The well-informed practitioner knows that GI and GL are influenced by multiple factors and do not tell the entire story. Cooking method seems to influence the GI of both white and sweet potatoes, significantly. Boiling starchy potatoes gelatinizes the starch, which balances the digestion and absorption of glucose, and ultimately results in a lower GI, compared to baking potatoes. Cooling a cooked potato increases the content of resistant starch, which is insoluble and resists digestive enzymes, much like fiber. Therefore, cold potatoes (such as in potato salad) have more resistant starch than hot, cooked potatoes, resulting in a lower GI. Obviously, the choice of toppings and meal partners will also impact total meal GI and GL. Loading a sweet potato or white potato with healthy fats and proteins will ensure a lower glycemic response.
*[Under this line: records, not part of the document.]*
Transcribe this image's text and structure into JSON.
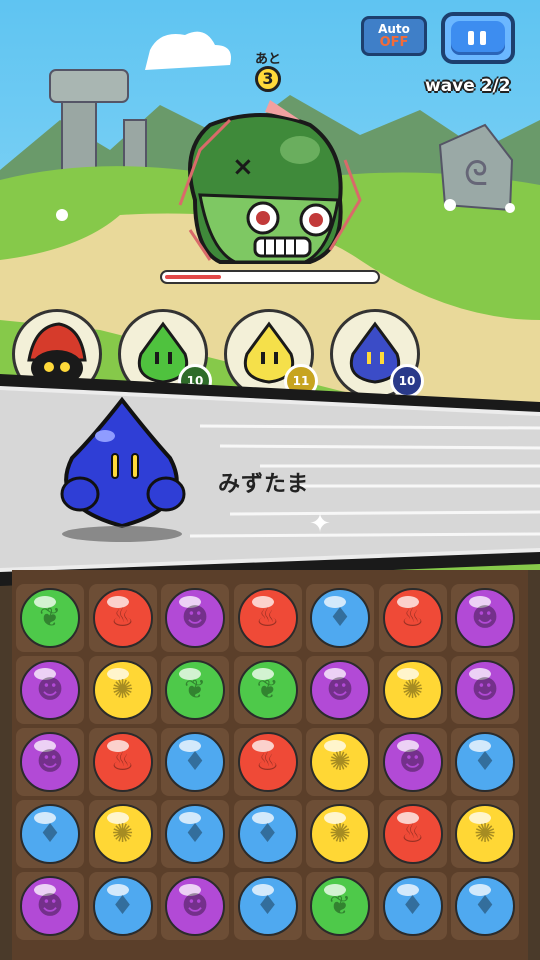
{
  "hud": {
    "auto_label": "Auto",
    "auto_state": "OFF",
    "pause_icon": "pause-icon",
    "wave_text": "wave 2/2",
    "turns_label": "あと",
    "turns_value": "3"
  },
  "enemy": {
    "name": "green zombie head",
    "hp_fraction": 0.26
  },
  "party": [
    {
      "name": "red-hat-mage",
      "color": "#d63b2b",
      "level": ""
    },
    {
      "name": "green-slime",
      "color": "#4fc23e",
      "level": "10"
    },
    {
      "name": "yellow-slime",
      "color": "#f5e04a",
      "level": "11"
    },
    {
      "name": "blue-slime",
      "color": "#3b4cc7",
      "level": "10"
    }
  ],
  "banner": {
    "monster_name": "みずたま",
    "monster_color": "#2f3ed6"
  },
  "board": {
    "rows": [
      [
        "green",
        "red",
        "purple",
        "red",
        "blue",
        "red",
        "purple"
      ],
      [
        "purple",
        "yellow",
        "green",
        "green",
        "purple",
        "yellow",
        "purple"
      ],
      [
        "purple",
        "red",
        "blue",
        "red",
        "yellow",
        "purple",
        "blue"
      ],
      [
        "blue",
        "yellow",
        "blue",
        "blue",
        "yellow",
        "red",
        "yellow"
      ],
      [
        "purple",
        "blue",
        "purple",
        "blue",
        "green",
        "blue",
        "blue"
      ]
    ],
    "orb_colors": {
      "green": {
        "fill": "#4ec94a",
        "sym": "❦",
        "icon": "leaf-icon"
      },
      "red": {
        "fill": "#ef4a37",
        "sym": "♨",
        "icon": "fire-icon"
      },
      "purple": {
        "fill": "#b24ad6",
        "sym": "☻",
        "icon": "demon-icon"
      },
      "blue": {
        "fill": "#4fa9f0",
        "sym": "♦",
        "icon": "water-drop-icon"
      },
      "yellow": {
        "fill": "#ffd735",
        "sym": "✺",
        "icon": "light-icon"
      }
    }
  }
}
So the debate between sweet one and white one, based upon glycemic response alone, seems to be highly variable and dependent upon cooking methods and meal planning. Does a hot, baked sweet potato with marshmallow topping provide a better glycemic response when compared to a cold, white potato salad with eggs, bacon, fibrous celery, and vinegar dressing?
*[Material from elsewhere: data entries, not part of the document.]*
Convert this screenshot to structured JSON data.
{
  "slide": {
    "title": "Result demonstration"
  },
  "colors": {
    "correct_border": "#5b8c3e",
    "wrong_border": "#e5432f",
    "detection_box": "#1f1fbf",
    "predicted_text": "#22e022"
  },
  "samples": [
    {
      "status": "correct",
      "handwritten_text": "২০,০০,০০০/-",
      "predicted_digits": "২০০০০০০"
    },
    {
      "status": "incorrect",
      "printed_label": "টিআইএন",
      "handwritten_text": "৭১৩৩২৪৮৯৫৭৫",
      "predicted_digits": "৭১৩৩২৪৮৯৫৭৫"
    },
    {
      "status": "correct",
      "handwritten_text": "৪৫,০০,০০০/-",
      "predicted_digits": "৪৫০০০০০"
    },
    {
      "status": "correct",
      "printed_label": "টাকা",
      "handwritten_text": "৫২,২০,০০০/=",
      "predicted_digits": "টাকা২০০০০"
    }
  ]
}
(As a side note, we often see that sweet potatoes are the carb choice for many athletes, but we’ll save that story for another day.)
Vitamins and Minerals
While we may not be able to criticize the white potato based on glycemic response, alone, we could certainly see its inferiority on the nutrient scale. Sweet potatoes have a phenomenal amount of vitamin A, delivering over 400 percent of the RDA in every medium-sized potato, primarily in the form of beta-carotene. This may enhance the choice of sweet potatoes over white potatoes in individuals with risk factors for insulin resistance. The Toon Health study, published in the journal, Nutrition, found that higher serum β-carotene levels conferred beneficial effects against insulin resistance among 951 test subjects. Sweet potatoes are also superior to white potatoes in possessing more vitamin C, thiamin, riboflavin, vitamin B6, pantothenic acid, calcium, and manganese. To give white potatoes a fair review, they excel in providing folate, potassium, and (drum roll, please), a better ratio of omega 3:6 fatty acids.
Antioxidants
Antioxidants are often the phytonutrients that distinguish “superfoods” from their not-so-super counterparts. Further, antioxidants are known to be the colorful agents found in richly colored foods, thereby indicating that the bright orange flesh of the sweet potato just may possess more health-promoting antioxidants compared to the rather colorless flesh of the white potato. As assumed, sweet potatoes are renowned for their rich content of antioxidants, including the aforementioned carotenoids and ascorbic acid. Anthocyanins and phenolic compounds are also abundantly supplied in sweet one and are especially rich in varieties that boast purple or red colored flesh. The biological activities of anthocyanins and phenolic compounds include, “antimutagenic, radical scavenging, antihyperglycemic, hepatoprotective, anticancer, antioxidant activities and chemopreventive activities.”Clearly, the antioxidant capacity of sweet potatoes gives them a significant advantageous over white potatoes.
Arguing against white potatoes on the basis of glycemic response alone may not be too convincing for the educated “meat and potato” lover; however, a quick review of the amazing, health-promoting vitamins, minerals, and antioxidants supplied by the sweet one may give consumers reason to pause and consider making the switch. A lesson on the best ways to prepare and enjoy them to minimize the glycemic response may also be appropriate for those who simply can’t imagine life without an occasional potato.